If you are trying to sort out what a specific student needs, or you want a second set of expert eyes on the tools already in your classroom, No obligation consultation with our low vision technology team.
Related Resources
- Explore the full range of assistive technology solutions for low vision.
- See our roundup of low vision products for schools and educators.
- Review the guide to assistive technology funding options for students.
- Learn how technology supports independent living skills beyond the classroom.
Frequently Asked Questions
What assistive technology do students with low vision use in the classroom?
Students with low vision use a mix of tools matched to how they read. That commonly includes screen magnification software, video magnifiers or CCTVs, screen readers such as JAWS or NVDA, text-to-speech, and low-tech supports like large print and handheld magnifiers. The right combination depends on the student’s functional vision and the task, which is why an assistive technology evaluation drives the choice rather than the diagnosis alone.
Who is responsible for setting up assistive technology in the classroom?

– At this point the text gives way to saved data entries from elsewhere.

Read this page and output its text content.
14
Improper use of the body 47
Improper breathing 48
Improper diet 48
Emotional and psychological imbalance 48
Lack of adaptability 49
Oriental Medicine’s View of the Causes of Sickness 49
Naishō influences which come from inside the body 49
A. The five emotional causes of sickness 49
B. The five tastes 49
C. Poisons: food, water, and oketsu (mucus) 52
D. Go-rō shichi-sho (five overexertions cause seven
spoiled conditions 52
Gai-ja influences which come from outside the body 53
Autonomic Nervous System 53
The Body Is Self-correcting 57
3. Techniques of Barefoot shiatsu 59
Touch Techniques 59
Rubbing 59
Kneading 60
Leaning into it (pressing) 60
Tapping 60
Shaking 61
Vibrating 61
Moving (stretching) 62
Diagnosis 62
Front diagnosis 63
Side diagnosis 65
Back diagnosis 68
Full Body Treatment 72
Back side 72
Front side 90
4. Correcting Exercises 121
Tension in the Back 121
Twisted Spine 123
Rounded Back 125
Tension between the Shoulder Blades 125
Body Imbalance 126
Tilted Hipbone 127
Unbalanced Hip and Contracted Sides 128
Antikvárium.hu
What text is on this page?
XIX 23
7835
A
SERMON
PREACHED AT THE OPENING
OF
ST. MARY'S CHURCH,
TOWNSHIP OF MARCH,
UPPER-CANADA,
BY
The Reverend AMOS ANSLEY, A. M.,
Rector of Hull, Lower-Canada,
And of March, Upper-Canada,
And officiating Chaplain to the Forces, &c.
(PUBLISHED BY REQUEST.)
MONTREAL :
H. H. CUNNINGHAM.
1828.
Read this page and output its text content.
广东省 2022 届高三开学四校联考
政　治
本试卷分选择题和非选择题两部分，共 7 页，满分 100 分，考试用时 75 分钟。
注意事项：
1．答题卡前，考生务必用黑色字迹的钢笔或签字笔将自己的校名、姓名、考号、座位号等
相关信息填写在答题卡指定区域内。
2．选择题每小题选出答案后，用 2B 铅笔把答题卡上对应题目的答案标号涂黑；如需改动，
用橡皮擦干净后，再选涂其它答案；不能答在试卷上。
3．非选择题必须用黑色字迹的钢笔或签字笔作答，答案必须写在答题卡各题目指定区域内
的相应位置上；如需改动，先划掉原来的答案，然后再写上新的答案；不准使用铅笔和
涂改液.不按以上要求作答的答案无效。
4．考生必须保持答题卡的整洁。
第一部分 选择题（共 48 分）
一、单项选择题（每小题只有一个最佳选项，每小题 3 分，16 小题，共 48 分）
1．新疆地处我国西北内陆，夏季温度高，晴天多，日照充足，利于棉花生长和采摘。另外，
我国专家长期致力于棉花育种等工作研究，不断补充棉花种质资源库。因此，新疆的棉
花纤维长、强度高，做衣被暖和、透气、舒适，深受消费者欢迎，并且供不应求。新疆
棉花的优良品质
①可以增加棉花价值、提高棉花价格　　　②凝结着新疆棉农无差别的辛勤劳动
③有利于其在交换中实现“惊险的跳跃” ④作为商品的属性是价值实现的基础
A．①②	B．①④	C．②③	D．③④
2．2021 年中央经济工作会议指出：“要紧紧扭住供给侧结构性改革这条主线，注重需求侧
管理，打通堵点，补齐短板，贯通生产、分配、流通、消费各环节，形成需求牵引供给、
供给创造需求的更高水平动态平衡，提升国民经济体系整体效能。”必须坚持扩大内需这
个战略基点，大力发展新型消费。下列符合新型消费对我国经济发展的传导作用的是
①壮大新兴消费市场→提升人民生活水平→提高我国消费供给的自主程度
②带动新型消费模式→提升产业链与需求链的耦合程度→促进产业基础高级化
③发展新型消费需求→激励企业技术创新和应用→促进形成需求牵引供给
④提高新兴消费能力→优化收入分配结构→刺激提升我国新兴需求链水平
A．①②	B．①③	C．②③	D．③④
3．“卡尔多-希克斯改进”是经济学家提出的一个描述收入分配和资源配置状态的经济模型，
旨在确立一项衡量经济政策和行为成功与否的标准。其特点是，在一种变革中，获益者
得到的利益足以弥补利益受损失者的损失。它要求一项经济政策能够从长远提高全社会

The teacher of students with visual impairments (TVI) and an assistive technology specialist lead the evaluation, selection, and training. The general education teacher’s job is to keep the technology working day to day: providing accessible digital materials, allowing extra time, handling basic troubleshooting, and flagging problems to the TVI. Under IDEA, the full IEP team is required to consider the student’s AT needs.
Does the school have to pay for a student’s assistive technology?
If the IEP team determines a device is needed for a student to access their education, the district is responsible for providing it, and families should not be charged for required school AT. Funding can also come from state assistive technology programs and grants. NELVB’s assistive technology funding guide outlines the common sources for students and schools.